Infini-gram mini: Exact n-gram Search at the Internet Scale with FM-Index
This system addresses the need for efficient large-scale text analysis, particularly for detecting benchmark contamination in language model training data, which can prevent overestimation of model capabilities.
The authors tackled the problem of high storage overhead in exact-match search engines for Internet-scale text corpora by presenting infini-gram mini, a system based on FM-index that reduces index size to 44% of the corpus, improves indexing speed by 18x, and reduces memory use by 3.2x during indexing, enabling indexing of 83TB of text in 99 days on a single CPU node.
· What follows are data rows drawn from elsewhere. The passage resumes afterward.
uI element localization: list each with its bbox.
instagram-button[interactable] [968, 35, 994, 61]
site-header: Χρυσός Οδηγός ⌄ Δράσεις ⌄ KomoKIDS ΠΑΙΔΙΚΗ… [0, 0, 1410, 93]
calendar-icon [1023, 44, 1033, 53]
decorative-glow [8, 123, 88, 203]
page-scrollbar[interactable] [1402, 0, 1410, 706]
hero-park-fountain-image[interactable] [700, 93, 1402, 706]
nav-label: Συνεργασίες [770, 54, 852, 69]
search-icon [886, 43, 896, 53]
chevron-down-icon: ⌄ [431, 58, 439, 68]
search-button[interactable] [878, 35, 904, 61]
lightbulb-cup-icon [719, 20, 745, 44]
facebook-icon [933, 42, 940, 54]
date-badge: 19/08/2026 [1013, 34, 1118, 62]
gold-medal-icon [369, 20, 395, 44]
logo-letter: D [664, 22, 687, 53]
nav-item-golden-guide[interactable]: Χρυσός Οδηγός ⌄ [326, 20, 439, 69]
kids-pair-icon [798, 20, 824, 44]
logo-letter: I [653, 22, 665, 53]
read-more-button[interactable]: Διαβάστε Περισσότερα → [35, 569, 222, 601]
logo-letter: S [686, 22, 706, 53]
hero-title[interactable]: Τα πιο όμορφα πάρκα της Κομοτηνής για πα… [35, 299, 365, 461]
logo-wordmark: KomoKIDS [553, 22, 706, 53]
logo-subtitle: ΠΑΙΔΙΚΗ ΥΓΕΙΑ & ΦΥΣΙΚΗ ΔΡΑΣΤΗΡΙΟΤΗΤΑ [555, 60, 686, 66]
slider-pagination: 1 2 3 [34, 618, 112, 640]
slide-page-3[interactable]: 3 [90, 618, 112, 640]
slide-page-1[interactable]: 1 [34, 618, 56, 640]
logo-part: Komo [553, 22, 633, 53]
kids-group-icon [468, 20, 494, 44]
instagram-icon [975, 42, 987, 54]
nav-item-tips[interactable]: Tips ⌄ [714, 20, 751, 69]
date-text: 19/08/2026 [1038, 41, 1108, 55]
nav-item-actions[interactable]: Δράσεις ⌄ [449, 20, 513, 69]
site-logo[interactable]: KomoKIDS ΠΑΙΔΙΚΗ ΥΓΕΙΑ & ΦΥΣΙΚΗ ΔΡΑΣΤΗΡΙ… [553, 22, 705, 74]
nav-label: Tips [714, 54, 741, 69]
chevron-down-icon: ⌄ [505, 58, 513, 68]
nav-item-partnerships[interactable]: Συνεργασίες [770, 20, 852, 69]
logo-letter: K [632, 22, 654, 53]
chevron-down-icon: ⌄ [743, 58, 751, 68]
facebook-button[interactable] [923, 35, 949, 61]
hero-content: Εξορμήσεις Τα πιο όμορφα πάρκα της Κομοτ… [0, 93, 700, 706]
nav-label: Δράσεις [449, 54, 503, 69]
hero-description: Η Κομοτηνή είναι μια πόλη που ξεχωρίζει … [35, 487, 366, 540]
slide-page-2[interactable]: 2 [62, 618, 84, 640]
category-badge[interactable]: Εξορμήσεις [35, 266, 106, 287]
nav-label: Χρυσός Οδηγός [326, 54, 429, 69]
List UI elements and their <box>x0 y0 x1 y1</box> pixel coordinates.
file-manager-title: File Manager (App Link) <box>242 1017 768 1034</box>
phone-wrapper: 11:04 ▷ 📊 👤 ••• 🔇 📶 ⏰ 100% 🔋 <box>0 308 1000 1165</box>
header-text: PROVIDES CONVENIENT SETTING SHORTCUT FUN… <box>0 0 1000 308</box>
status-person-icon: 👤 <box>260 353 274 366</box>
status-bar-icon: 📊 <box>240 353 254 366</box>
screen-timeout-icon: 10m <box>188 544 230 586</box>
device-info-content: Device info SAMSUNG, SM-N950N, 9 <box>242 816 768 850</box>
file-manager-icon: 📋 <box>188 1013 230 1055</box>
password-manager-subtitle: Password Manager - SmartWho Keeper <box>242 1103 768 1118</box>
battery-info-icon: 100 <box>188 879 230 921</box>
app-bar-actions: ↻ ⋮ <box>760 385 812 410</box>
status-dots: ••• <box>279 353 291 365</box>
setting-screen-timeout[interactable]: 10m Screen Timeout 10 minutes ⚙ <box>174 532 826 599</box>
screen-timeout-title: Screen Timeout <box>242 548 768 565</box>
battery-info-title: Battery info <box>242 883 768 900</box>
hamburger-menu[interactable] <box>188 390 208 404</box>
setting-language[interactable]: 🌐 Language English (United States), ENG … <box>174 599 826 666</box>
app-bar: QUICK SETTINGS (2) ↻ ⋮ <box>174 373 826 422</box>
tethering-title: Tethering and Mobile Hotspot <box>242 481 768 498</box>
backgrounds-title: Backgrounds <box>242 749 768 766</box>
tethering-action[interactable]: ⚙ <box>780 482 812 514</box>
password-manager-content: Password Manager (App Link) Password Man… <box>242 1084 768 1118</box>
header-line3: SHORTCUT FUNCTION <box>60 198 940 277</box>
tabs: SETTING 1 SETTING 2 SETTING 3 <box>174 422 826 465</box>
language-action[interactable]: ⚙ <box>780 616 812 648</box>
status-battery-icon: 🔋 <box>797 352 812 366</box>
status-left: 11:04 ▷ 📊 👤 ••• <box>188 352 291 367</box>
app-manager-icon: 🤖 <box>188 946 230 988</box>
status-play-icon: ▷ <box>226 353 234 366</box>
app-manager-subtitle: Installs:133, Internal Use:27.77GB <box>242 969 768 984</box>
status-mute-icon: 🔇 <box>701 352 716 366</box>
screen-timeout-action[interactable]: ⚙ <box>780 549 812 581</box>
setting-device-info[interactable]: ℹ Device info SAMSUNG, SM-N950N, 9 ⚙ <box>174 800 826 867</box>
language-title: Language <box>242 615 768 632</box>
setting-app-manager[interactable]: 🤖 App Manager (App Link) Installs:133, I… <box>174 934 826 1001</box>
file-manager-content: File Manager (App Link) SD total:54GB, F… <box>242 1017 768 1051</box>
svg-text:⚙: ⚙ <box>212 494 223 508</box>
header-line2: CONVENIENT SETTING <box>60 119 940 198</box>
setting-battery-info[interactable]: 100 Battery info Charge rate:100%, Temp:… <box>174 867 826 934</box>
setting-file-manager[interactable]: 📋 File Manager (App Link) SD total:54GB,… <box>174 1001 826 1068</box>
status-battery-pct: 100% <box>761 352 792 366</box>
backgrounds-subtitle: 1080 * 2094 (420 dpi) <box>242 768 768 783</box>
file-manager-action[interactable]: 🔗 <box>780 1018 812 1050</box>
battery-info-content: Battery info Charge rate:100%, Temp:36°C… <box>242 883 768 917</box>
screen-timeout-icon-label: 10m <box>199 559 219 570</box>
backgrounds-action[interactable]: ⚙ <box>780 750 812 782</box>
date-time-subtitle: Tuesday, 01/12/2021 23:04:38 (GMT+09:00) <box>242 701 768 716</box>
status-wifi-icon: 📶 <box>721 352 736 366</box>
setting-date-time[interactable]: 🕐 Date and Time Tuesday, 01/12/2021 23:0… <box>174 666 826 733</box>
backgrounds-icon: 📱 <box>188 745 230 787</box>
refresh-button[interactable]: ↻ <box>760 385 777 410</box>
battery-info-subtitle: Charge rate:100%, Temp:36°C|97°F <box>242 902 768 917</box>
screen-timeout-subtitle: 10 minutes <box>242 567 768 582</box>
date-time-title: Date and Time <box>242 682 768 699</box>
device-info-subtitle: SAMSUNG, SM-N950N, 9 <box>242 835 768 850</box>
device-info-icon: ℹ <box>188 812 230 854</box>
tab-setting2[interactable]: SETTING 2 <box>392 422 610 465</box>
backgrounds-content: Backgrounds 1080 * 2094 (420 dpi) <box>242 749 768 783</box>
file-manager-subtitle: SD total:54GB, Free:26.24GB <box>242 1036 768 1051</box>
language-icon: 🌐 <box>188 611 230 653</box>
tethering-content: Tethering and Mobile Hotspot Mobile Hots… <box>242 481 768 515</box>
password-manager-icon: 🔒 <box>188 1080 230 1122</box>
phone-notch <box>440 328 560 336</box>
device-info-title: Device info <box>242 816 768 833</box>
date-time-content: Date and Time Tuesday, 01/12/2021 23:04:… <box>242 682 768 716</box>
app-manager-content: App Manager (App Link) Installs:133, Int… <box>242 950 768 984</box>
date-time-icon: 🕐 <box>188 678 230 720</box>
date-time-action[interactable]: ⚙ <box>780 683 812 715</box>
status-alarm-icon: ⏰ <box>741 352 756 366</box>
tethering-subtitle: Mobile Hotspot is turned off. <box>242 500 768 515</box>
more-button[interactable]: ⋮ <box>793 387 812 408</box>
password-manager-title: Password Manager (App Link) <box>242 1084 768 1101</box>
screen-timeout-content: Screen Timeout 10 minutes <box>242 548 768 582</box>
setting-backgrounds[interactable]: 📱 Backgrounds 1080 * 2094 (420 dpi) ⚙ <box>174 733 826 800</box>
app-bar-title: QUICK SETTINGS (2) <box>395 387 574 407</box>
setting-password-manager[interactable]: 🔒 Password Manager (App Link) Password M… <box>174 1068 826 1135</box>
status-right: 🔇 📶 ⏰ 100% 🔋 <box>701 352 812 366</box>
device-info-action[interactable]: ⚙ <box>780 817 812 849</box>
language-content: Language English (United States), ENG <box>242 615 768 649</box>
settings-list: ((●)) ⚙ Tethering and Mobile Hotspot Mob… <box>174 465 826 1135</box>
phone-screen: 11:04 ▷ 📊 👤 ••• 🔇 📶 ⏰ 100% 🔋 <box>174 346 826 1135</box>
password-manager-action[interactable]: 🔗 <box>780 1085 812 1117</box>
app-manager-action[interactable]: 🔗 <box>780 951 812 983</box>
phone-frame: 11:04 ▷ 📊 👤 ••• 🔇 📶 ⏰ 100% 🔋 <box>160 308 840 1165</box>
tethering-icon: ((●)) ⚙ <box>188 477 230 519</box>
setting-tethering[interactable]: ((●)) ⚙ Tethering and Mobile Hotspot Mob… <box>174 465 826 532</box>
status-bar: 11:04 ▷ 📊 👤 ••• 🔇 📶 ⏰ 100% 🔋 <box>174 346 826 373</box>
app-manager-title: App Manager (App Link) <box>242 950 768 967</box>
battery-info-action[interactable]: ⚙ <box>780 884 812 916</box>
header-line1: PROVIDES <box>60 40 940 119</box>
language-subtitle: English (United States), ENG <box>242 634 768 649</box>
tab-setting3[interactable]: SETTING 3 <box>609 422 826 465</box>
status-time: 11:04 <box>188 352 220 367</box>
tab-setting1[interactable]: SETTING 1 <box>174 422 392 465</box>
Language models are trained mainly on massive text data from the Internet, and it becomes increasingly important to understand this data source. Exact-match search engines enable searching in large text corpora - counting string appearances and retrieving the enclosing documents - yet the high storage overhead hinders their application on Internet-scale data. We present infini-gram mini, an efficient and scalable system that can make petabyte-level text corpora searchable. Based on the FM-index data structure (Ferragina and Manzini, 2000), which simultaneously indexes and compresses text, our system creates indexes with size only 44% of the corpus. Infini-gram mini greatly improves upon the best existing implementation of FM-index in terms of indexing speed (18$\times$) and memory use during both indexing (3.2$\times$ reduction) and querying (down to a negligible amount). We index 83TB of Internet text in 99 days with a single CPU node with 128 vCPUs (or 19 hours if using 137 such nodes). We show one important use case of infini-gram mini in a large-scale analysis of benchmark contamination. We find several core LM evaluation benchmarks to be heavily contaminated in Internet crawls (up to 74.2% in GSM8K), which could lead to overestimating the capabilities of language models if trained on such data. We host a benchmark contamination bulletin to share the contamination rate of many core and community-contributed benchmarks. We also release a web interface and an API endpoint to serve general search queries on infini-gram mini indexes.